On Work Ethics 

Formerly sin was made clear to us through religion. It was simple. To paraphrase a recent take: if you aren’t behaving in a manner the church would have disapproved of 500 years ago, are you even living? In the absence of a religious context, we’ve had to reevaluate what we condemn as sinful, along with how we punish those who choose to transgress. Now, we look to productivity as a way to quantify virtue. ‘A work ethic’ is the concept that our usefulness/outputs - and a back-breaking commitment to it/them - have inherent moral value, that grinding yourself to the bone will, in some way, transform you into a better person.
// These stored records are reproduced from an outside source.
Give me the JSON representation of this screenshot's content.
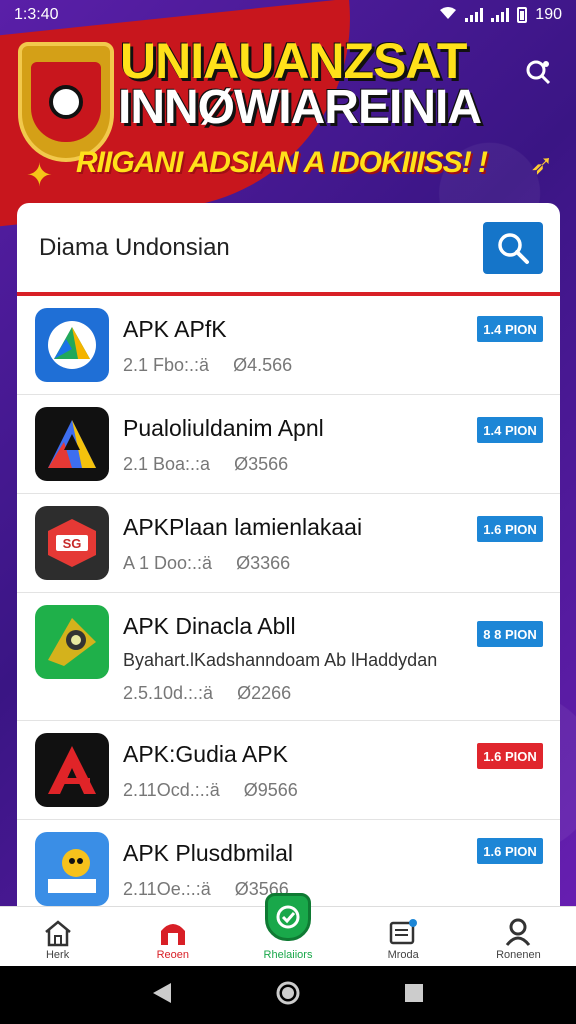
{
  "status_bar": {
    "time": "1:3:40",
    "battery_text": "190"
  },
  "banner": {
    "title_line1": "UNIAUANZSAT",
    "title_line2": "INNØWIAREINIA",
    "tagline": "RIIGANI ADSIAN A IDOKIIISS! !"
  },
  "search": {
    "placeholder": "Diama Undonsian",
    "icon": "search-icon"
  },
  "apps": [
    {
      "name": "APK APfK",
      "desc": "",
      "size": "2.1 Fbo:.:ä",
      "downloads": "Ø4.566",
      "button": "1.4 PION",
      "button_color": "#1d86d6",
      "icon": "drive-triangle-icon"
    },
    {
      "name": "Pualoliuldanim Apnl",
      "desc": "",
      "size": "2.1 Boa:.:a",
      "downloads": "Ø3566",
      "button": "1.4 PION",
      "button_color": "#1d86d6",
      "icon": "delta-logo-icon"
    },
    {
      "name": "APKPlaan lamienlakaai",
      "desc": "",
      "size": "A 1 Doo:.:ä",
      "downloads": "Ø3366",
      "button": "1.6 PION",
      "button_color": "#1d86d6",
      "icon": "red-badge-icon"
    },
    {
      "name": "APK Dinacla Abll",
      "desc": "Byahart.lKadshanndoam Ab lHaddydan",
      "size": "2.5.10d.:.:ä",
      "downloads": "Ø2266",
      "button": "8 8 PION",
      "button_color": "#1d86d6",
      "icon": "camera-lens-icon"
    },
    {
      "name": "APK:Gudia APK",
      "desc": "",
      "size": "2.11Ocd.:.:ä",
      "downloads": "Ø9566",
      "button": "1.6 PION",
      "button_color": "#e0262d",
      "icon": "red-a-logo-icon"
    },
    {
      "name": "APK Plusdbmilal",
      "desc": "",
      "size": "2.11Oe.:.:ä",
      "downloads": "Ø3566",
      "button": "1.6 PION",
      "button_color": "#1d86d6",
      "icon": "sun-character-icon"
    }
  ],
  "bottom_nav": [
    {
      "label": "Herk",
      "icon": "home-icon",
      "color": "#333"
    },
    {
      "label": "Reoen",
      "icon": "store-icon",
      "color": "#d81f26"
    },
    {
      "label": "Rhelaiiors",
      "icon": "shield-check-icon",
      "color": "#19a84a"
    },
    {
      "label": "Mroda",
      "icon": "media-icon",
      "color": "#333"
    },
    {
      "label": "Ronenen",
      "icon": "profile-icon",
      "color": "#333"
    }
  ],
  "colors": {
    "brand_purple": "#4a1a9a",
    "brand_red": "#d81f26",
    "accent_blue": "#1575c9",
    "accent_yellow": "#ffe11a"
  }
}
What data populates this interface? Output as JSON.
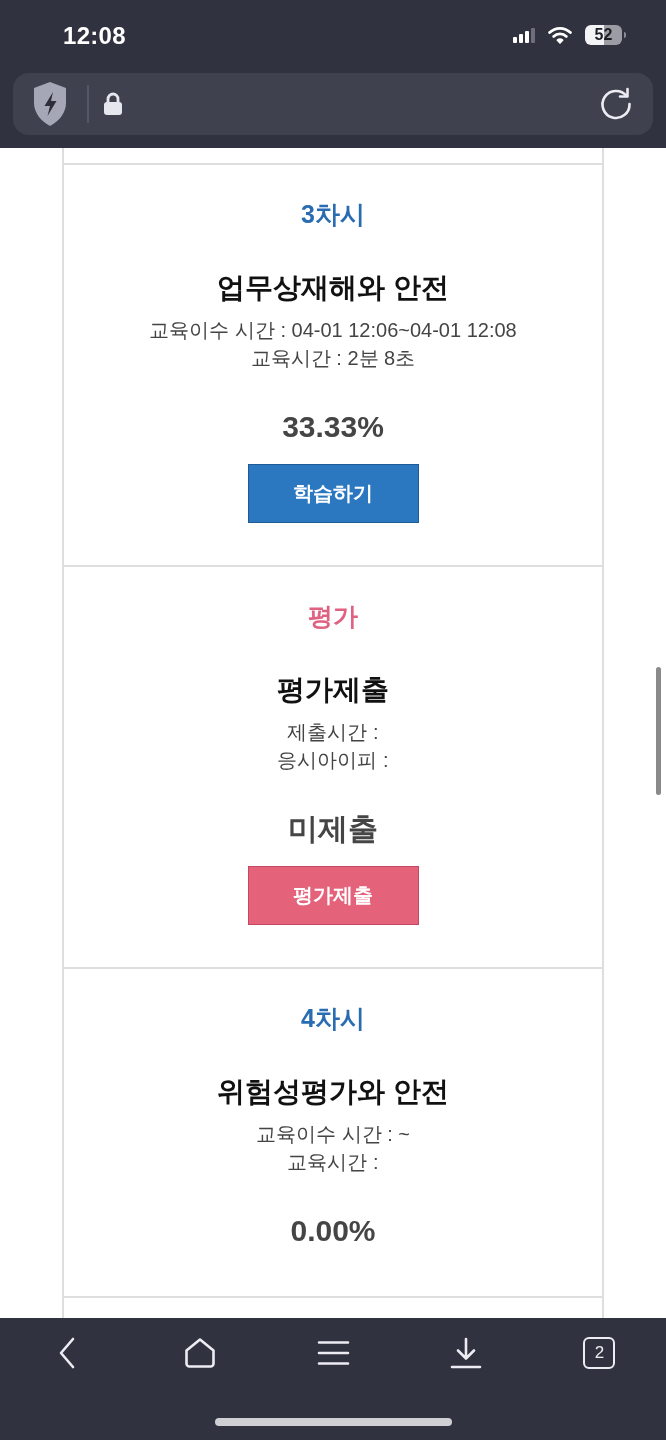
{
  "status_bar": {
    "time": "12:08",
    "battery": "52"
  },
  "sessions": [
    {
      "kind": "lesson",
      "label": "3차시",
      "title": "업무상재해와 안전",
      "details": [
        "교육이수 시간 : 04-01 12:06~04-01 12:08",
        "교육시간 : 2분 8초"
      ],
      "result": "33.33%",
      "button": "학습하기"
    },
    {
      "kind": "evaluation",
      "label": "평가",
      "title": "평가제출",
      "details": [
        "제출시간 :",
        "응시아이피 :"
      ],
      "result": "미제출",
      "button": "평가제출"
    },
    {
      "kind": "lesson",
      "label": "4차시",
      "title": "위험성평가와 안전",
      "details": [
        "교육이수 시간 : ~",
        "교육시간 :"
      ],
      "result": "0.00%"
    }
  ],
  "toolbar": {
    "tab_count": "2"
  }
}
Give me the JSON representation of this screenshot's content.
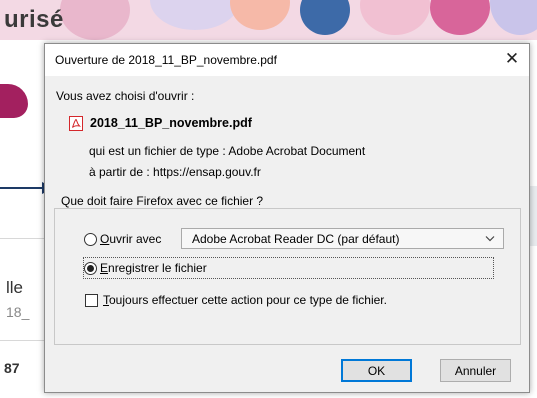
{
  "background": {
    "banner_title": "urisé",
    "text_fragment_1": "lle",
    "text_fragment_2": "18_",
    "text_fragment_3": "87",
    "colors": {
      "banner": "#f3d9e4",
      "accent_magenta": "#a3205f",
      "arrow": "#1d3a66"
    }
  },
  "dialog": {
    "title": "Ouverture de 2018_11_BP_novembre.pdf",
    "close_glyph": "✕",
    "intro": "Vous avez choisi d'ouvrir :",
    "file_icon": "pdf-icon",
    "filename": "2018_11_BP_novembre.pdf",
    "type_line": "qui est un fichier de type :  Adobe Acrobat Document",
    "source_line": "à partir de :  https://ensap.gouv.fr",
    "group_title": "Que doit faire Firefox avec ce fichier ?",
    "open_with": {
      "label_accel": "O",
      "label_rest": "uvrir avec",
      "checked": false
    },
    "app_select": {
      "value": "Adobe Acrobat Reader DC  (par défaut)"
    },
    "save_file": {
      "label_accel": "E",
      "label_rest": "nregistrer le fichier",
      "checked": true
    },
    "always": {
      "label_accel": "T",
      "label_rest": "oujours effectuer cette action pour ce type de fichier.",
      "checked": false
    },
    "ok_label": "OK",
    "cancel_label": "Annuler",
    "colors": {
      "pdf_icon": "#d4272b",
      "default_button_border": "#0078d7",
      "dialog_bg": "#f0f0f0"
    }
  }
}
By this logic, not being productive is shameful - the new sin. Rest is a waste of time. The unmoving body is in a state of disgrace, and projected anxieties about 'unproductivity' are never more obvious than in the faux concern of fatphobia. If we’re taught to seek salvation through material, physical or even spiritual gain, then an action that produces nothing leads to what - damnation? When we talk about sex, it’s easy to concentrate on what we take from it. Memories. Knowledge. Self-discovery. Understanding. It’s that utilitarian impulse again, telling us our time is only well-spent if we can filter it for meaning later. I reject that. Sometimes, surely, you just want to fuck? 
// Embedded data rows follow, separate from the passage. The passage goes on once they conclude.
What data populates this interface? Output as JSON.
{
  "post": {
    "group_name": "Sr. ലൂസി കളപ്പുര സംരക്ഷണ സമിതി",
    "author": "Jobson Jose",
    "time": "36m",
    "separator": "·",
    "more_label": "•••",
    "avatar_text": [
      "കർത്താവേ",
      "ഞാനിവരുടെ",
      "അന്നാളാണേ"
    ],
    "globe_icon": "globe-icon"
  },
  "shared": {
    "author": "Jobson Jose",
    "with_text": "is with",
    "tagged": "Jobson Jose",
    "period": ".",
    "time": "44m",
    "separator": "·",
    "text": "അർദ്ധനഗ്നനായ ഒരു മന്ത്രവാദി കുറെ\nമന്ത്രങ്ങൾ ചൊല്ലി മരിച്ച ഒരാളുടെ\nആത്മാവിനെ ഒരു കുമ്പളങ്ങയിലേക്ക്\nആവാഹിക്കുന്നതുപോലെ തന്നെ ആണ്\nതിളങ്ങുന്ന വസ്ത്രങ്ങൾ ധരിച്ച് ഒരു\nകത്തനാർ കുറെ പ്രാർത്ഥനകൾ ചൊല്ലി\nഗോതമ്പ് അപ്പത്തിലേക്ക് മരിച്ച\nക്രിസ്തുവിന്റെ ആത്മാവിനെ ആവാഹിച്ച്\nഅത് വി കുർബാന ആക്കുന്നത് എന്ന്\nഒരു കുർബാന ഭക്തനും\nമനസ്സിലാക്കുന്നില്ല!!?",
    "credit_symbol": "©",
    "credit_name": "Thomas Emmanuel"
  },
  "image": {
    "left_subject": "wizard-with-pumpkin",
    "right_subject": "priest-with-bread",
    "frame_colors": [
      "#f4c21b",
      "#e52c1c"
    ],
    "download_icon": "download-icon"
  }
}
In his 1949 work, The Accursed Share, George Bataille expands on the indulgent, non-recuperable element of the erotic. He discusses the “draining away, a pure and simple loss, which occurs in any case,” when we engage in a “squandering of energy” that has no apparent utility beyond the pleasure experienced in the moment of expenditure. Bataille argues that in life our spirits are essentially restless, grappling for escape from the prison of our physical bodies. In this context, sex at its most destrutive, excessive, and exuberant is the nearest we can hope to get to ecstacy, freedom and - dare we say it - salvation. As Bataille goes on to say, “erotic experience, at least at first glance, is subordinated to the event,” but by embracing sex as a pure, pleasure-inducing, non-reciprocal loss, we can transcend this subordination and gain sovereignty over this constant, exhausting drive towards self-actualisation. “I need to be productive tomorrow,” my friends and I will sometimes cry before we turn in for the night, cut the last dance short or refuse another martini.

Somewhere along the line, we became wedded to the myth of a “productive tomorrow” - this constant unfolding series of days-to-be, a deferred hope that the oncoming hours will be dense with achievement; that this day - this tomorrow - will be the one in which we wrestle with the languid, impulsive, ‘bad’ sides of our nature, defeat them and win. But for what? On a wider scale, we look to the framework of time to guide us too: the new year, the new decade, the new century as markers for new beginnings, every milestone heavy with the weighty potential of what we could be if we simply put in more effort. On your marks, get set, go. But I’m far more intrigued by the point we’d arrive at if we just stopped for a moment, held our breaths together, paused. 

We’re so conditioned to associate virtue with measurable gain, it’s unsettling and unfamiliar to have to cleave ourselves from productivity. In this atmosphere of high-stakes competition and endless to-do lists, what does it mean to create a purely pleasure-driven space? To channel an excessive share of energy into something blissfully unproductive, rewarded cyclically, by what’s generated in that moment - and only that moment? Concentration, focus, orientation, even pressure. All those states we associate with effort and virtue can also be applied to a purely pleasure-centric space. Produce nothing. Listen to impulses. Digress into pure gratification. Take no interest in what exists before or after our orgasm. Just because we devote ourselves to an action with no end product, that doesn’t mean we’re caught in an unsatisfying cul-de-sac, treading water and wasting time.

No, when our bodies commit to pleasure for its own sake, we’re crossing a fault line, dancing towards an epiphany. We’re turning our heads to look to what is most edifying in life. I’d argue that’s the least sinful thing of all. With this in mind, let’s hope the ‘20s usher in a decade of celebration - sinning gracefully, luxuriously, excessively. Though we may not be completely free of sin, we are released from the obligation to apologise for not constantly putting ourselves to good use.